You need to angle your uvb or heat lamp ( generally it's the heat; or both I suppose ) so that the heat and UV intersect at your basking location.
 
I've been keeping veiled chameleons (one at a time) for quite a while. I recently purchased a Solar Meter (UVB radiometer 6.5R) that measures the UVB received at any location in the cham enclosure. I have a 24x24x48" screen enclosure. I have always placed the basking dome in the rear left corner of the cage top and the UVB/daylight 22" tubes (2 daylight, one 12% UVB arcadia tube) on top towards the front of the cage, the way everyone seems to do. The rule is that the cham, when basking, should also be getting his required exposure to UVB. But here's the problem: the UVB reading 4" below the UVB tube is 3 on the Ferguson scale, the correct intensity the cham should be getting when basking (basking temp is ±85). But the basking light is some distance from the UVB source, and the UVB under the basking light alone is insufficient (only about 0.2 or 0.3). Since chameleons are sensitive to temperature, they will instinctively move towards the basking area. But they can't sense UVB, so there is nothing to get them to move to another location to be under the UVB lamp. Both should be in the same place. But how? I can't put the heat dome (10" across) and the UVB fixture (24" wide) in line with each other, so I don't see a way to ensure that the cham gets both heat and enough UVB at the same time. It's a problem because according to my solarmeter, UVB drops off rapidly once the cham moves a few inches from the center line of the UVB light source. I never thought about this until I went out and spent $249 for a solarmeter and was shocked to see how fast UVB drops off just inches from the source. Anybody have thoughts about this?

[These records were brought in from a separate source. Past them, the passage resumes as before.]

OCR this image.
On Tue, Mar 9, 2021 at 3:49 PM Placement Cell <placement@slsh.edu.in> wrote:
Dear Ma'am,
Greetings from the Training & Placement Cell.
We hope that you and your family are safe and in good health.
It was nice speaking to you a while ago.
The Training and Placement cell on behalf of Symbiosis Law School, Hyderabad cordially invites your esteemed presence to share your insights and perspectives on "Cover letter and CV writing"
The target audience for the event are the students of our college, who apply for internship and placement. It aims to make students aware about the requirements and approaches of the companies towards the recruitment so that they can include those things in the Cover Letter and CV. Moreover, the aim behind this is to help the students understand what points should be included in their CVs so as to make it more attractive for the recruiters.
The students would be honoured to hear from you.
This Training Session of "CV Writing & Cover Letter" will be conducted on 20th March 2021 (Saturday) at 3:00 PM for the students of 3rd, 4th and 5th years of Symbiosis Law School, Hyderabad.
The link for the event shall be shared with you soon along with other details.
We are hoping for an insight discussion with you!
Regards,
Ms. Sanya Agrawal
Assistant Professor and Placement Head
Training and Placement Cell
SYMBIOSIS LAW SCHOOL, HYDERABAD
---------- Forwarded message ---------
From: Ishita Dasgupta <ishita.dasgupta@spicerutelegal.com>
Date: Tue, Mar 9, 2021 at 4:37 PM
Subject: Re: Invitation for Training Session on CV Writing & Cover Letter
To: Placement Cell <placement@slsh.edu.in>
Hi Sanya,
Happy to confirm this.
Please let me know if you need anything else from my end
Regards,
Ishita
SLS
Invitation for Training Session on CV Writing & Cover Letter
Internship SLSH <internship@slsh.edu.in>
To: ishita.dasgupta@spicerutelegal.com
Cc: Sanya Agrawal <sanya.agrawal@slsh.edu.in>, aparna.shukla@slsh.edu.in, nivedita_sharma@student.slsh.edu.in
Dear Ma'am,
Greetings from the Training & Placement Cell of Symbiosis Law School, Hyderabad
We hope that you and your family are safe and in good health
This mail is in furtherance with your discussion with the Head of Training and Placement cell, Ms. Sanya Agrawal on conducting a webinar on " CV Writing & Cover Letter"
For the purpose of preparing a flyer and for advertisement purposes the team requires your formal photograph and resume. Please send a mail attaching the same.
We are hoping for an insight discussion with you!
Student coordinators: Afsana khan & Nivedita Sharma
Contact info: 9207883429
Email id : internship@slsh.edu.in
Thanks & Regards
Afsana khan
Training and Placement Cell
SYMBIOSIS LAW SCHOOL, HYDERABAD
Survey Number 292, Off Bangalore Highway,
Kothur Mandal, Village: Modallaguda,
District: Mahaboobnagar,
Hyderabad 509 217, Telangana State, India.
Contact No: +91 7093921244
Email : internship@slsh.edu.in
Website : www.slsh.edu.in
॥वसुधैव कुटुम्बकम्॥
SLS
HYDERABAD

If you are using a 12% T5HO bulb then your uvi should be much higher 4 inches below the fixture. You would be seeing levels above 13 UVI easily at that distance. So either you do not have a T5HO fixture and bulb, the bulb is too old, the bulb is not working, or your screen material is too dense.

There is a huge drop off of UVI which is why you always want placement of your branches to line up with your UVB fixture. Most will angle their heat fixture so it is aimed at the basking branch below the UVB. This creates an area of heat with UVB. To do this you can raise the fixture up off the top of the cage to angle it.

Here is the thing... With a T5HO fixture and regular aluminum screen top of cage and a 12% bulb you would actually need easily 12-13 inches from the top screen to the branches to get a 3-4 UVI range. With a 6% bulb and the same set up you would need 8-9 inches to be in the 3-4 UVI range. This is why I said something is up with you only getting a 3 UVI at 4 inches down. It is much too low.